Thy Hand, Great Anarch!
- Author: Nirad C. Chaudhuri
- Language: English
- Subject: comparative - historical, cultural and sociological analysis of India and Britain
- Genre: autobiographical, non fiction
- Publication date: 1987
- Publication place: England, India
- Published in English: 1987
- Media type: book
- Preceded by: Hinduism: A Religion to Live by (1979)
- Followed by: Three Horsemen of the New Apocalypse (1997)

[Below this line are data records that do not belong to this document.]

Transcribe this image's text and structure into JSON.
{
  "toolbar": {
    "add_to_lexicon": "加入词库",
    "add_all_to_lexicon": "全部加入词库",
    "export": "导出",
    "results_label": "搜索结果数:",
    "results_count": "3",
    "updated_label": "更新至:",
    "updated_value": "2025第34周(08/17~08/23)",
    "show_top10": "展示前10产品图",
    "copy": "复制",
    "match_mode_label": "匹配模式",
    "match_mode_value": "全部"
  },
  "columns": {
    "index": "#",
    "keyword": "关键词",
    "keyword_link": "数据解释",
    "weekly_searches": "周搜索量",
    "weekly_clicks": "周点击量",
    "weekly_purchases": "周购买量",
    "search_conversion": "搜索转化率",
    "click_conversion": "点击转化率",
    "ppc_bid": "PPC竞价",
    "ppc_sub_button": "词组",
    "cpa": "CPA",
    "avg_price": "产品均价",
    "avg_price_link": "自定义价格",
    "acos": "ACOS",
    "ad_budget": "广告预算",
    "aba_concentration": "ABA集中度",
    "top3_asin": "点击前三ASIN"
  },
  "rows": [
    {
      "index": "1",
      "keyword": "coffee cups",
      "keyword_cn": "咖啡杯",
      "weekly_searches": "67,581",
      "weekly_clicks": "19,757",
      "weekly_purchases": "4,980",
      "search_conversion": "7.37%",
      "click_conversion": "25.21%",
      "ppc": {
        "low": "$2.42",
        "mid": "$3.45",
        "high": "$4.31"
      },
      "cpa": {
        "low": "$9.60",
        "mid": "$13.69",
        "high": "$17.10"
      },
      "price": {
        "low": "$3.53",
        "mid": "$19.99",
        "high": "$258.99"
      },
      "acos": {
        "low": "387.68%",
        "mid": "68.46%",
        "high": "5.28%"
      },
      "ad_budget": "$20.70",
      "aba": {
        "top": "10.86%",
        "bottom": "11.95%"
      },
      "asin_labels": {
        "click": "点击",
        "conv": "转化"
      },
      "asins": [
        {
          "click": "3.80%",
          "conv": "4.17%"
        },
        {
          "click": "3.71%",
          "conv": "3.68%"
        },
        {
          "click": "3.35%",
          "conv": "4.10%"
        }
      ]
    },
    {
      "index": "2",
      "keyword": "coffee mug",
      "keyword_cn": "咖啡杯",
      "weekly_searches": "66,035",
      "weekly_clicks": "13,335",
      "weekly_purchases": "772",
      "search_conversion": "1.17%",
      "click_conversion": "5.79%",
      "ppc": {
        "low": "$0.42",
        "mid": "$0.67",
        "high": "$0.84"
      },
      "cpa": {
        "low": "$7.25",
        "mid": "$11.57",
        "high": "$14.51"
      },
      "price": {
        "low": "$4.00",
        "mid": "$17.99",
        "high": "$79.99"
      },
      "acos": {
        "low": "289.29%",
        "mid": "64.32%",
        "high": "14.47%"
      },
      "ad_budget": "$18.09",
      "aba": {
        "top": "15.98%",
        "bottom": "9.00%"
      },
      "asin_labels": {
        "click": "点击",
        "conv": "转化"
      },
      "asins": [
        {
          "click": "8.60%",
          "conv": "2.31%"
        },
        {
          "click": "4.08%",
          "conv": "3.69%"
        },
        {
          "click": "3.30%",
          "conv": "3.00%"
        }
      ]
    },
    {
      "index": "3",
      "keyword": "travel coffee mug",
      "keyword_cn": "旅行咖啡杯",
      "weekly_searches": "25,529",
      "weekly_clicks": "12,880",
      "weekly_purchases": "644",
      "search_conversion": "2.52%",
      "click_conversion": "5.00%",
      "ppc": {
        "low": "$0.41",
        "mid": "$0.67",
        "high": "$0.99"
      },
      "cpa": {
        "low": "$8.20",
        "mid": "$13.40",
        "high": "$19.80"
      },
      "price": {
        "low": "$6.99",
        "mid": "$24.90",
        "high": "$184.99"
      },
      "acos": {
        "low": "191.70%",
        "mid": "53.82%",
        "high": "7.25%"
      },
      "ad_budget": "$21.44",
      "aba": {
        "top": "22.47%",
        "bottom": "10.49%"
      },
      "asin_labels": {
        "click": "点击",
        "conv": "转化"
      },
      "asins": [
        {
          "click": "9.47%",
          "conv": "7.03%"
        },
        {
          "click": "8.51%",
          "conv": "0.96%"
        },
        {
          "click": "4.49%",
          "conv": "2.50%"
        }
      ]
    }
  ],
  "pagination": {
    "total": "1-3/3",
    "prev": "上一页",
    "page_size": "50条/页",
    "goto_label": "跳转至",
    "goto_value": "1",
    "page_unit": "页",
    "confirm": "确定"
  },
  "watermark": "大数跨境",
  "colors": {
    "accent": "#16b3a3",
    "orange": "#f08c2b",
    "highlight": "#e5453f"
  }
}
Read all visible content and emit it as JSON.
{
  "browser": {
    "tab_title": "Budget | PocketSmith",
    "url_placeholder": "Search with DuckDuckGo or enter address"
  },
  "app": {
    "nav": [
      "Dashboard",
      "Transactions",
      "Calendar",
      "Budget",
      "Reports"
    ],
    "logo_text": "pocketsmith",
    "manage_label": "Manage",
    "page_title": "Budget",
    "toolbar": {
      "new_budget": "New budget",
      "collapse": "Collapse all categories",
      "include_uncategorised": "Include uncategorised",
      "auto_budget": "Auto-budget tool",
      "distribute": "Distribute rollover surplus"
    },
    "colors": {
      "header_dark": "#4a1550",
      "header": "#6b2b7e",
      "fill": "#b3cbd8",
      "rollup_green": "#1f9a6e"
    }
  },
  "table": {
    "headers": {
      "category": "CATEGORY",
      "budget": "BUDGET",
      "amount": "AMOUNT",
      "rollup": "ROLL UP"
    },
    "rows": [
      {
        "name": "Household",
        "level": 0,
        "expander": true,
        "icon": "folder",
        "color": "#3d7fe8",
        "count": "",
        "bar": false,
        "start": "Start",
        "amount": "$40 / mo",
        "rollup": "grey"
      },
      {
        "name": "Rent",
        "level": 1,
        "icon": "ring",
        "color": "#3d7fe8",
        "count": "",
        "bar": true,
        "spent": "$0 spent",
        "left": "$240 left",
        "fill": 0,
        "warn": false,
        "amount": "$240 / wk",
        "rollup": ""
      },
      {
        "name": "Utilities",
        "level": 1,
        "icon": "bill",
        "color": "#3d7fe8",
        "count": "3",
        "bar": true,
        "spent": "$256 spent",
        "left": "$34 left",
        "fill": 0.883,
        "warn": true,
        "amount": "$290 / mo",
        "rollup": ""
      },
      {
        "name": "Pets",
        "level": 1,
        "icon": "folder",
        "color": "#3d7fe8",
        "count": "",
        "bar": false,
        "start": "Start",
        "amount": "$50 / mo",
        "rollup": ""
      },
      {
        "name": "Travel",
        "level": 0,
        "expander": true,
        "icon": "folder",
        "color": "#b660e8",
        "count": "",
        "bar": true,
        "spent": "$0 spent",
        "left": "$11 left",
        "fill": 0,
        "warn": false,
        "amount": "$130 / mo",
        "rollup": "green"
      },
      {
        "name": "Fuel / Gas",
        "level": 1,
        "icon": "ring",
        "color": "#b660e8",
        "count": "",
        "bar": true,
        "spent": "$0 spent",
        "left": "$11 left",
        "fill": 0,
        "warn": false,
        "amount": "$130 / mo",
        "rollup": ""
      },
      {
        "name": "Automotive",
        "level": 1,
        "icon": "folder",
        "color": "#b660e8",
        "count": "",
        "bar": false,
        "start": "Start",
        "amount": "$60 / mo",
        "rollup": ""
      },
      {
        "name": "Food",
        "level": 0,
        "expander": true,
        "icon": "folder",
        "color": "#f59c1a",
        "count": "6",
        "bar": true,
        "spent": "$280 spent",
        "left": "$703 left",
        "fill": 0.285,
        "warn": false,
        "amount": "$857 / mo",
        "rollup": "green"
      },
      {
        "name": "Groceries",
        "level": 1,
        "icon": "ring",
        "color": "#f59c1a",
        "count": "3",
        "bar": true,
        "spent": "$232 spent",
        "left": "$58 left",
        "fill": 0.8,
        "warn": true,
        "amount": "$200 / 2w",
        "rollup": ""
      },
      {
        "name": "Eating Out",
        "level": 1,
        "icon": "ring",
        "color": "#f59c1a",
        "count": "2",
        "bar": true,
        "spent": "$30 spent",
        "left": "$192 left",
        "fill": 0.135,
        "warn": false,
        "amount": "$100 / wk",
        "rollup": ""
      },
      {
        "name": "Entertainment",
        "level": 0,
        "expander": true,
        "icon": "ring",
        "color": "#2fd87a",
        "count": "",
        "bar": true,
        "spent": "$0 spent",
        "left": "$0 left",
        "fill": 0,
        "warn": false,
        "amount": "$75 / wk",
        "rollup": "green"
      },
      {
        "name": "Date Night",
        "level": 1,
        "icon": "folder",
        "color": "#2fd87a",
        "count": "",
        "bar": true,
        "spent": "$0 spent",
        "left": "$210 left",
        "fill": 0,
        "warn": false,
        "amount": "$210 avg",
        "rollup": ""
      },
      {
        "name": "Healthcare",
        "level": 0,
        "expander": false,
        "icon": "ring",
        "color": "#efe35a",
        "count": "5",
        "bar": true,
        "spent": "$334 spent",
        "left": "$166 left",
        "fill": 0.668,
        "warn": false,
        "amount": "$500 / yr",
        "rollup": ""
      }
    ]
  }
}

= Thy Hand, Great Anarch! =

1987 non-fiction book by Nirad C. Chaudhuri

Thy Hand, Great Anarch! is a 1987 autobiographical sequel to Indian essayist Nirad C. Chaudhuri's The Autobiography of an Unknown Indian. Its title was inspired from the concluding couplet of Alexander Pope's The Dunciad which runs thus:

Thy hand, great Anarch! lets the curtain fall;

And universal Darkness buries All.

Written when Chaudhuri was in his 80s, this book provides a perspective to the Indian political scene from the 1920s to India's independence. The book covers the writer's working life in India, first as a clerk in the Military Accounts Department, then as an editor, writer and publicist. While as a clerk, he came across Arnold's Scholar Gypsy which inspired him to leave his secure government job and become a writer, which he thought was his calling. Although always a severe critic of Mahatma Gandhi, Chaudhuri shows a remarkable respect for the Mahatma when the latter led the masses in the Civil Disobedience Movement.